Nice to see the Roundhouse pressed into service for the Proms, this time for yet another concert commemorating the end of the First World War. Where would the Proms be without anniversaries to hang them on? They would certainly be different, and might be more interesting.
This concert consisted of three great works from the orchestral canon, and four new commissions from composers who strangely didn’t rate even minimal biographies in the programme book. It’s a fair bet that most in the audience would not have known the work of Georg Friedrich Haas, Hannah Kendall, Isabel Mundry, and Luca Francesconi – if indeed they even knew their names. But it’s always the same with the programmes for those Proms which take place outside the Royal Albert Hall: they’re seen as not quite kosher, and corners are cut.
Haas has an ultra-refined ear and a taste for compositional intricacy, and so it was with his new work the last minutes of humanity, whose dialogue was drawn from Karl Kraus’s drama of wartime savagery, The Last Days of Mankind. Susan Bickley sang the German words with appropriate fury, but how much more effective they would have been in an English translation; as it was, their visceral power to shock was largely neutralised.

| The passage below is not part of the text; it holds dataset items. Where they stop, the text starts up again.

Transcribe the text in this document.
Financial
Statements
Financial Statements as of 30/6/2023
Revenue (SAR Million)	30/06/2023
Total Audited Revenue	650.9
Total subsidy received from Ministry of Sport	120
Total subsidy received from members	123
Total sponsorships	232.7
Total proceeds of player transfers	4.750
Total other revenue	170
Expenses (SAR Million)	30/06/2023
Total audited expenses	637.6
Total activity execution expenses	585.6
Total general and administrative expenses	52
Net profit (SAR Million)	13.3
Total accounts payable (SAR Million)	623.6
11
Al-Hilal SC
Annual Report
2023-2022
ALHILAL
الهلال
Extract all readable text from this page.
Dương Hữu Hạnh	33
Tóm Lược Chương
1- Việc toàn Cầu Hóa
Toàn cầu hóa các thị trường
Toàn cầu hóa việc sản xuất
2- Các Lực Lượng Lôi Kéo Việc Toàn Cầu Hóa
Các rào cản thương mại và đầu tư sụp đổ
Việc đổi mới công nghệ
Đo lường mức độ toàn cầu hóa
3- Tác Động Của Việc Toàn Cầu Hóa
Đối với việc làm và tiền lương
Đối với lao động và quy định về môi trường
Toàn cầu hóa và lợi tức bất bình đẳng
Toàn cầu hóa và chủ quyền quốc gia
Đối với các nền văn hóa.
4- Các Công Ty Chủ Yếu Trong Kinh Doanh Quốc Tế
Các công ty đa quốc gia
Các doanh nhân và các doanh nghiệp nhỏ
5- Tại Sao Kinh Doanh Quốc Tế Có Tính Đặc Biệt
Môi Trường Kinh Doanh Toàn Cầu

Hannah Kendall’s Verdala, which commemorated the loss at sea of 600 Jamaican soldiers, was equally intricate, with the woodwinds expressing distress and anguish over a sorrowing plucked bass. Isabel Mundry’s Gefallen was the setting of a poem by August Stramm who was killed in action in 1915; the laconic pathos of the words was poignantly echoed in the wild plaints and abrupt outbursts of the instruments.
Luca Francesconi’s We Wept was a setting of some verses by a female driver-mechanic in 1917 whose emotional power stood in inverse proportion to their brevity: "We wept. Well, do you know, strangely enough/ Because the silence was so awful." Here the music brought that dread silence chillingly to life, as though the shocked earth were awakening out of a nightmare.
Under George Benjamin’s baton, the London Sinfonietta dealt with these demanding new works as though they’d had months to prepare, and for the great war-memorials in sound which formed the backbone of this Prom they strained every sinew.
Charles Ives’s The Unanswered Question was first posed by an unseen trumpeter in the wings, before the full ensemble gradually took up the anguished refrain. One could physically feel the grainy textures and grinding dissonances of Stravinsky’s Symphonies of Wind Instruments, while Messiaen’s extraordinary Et expecto resurrectionem mortuorum became a sonic forest through which we were led, by turns deafened and delighted, to the sound of gongs and woodwind and the healing balm of silence.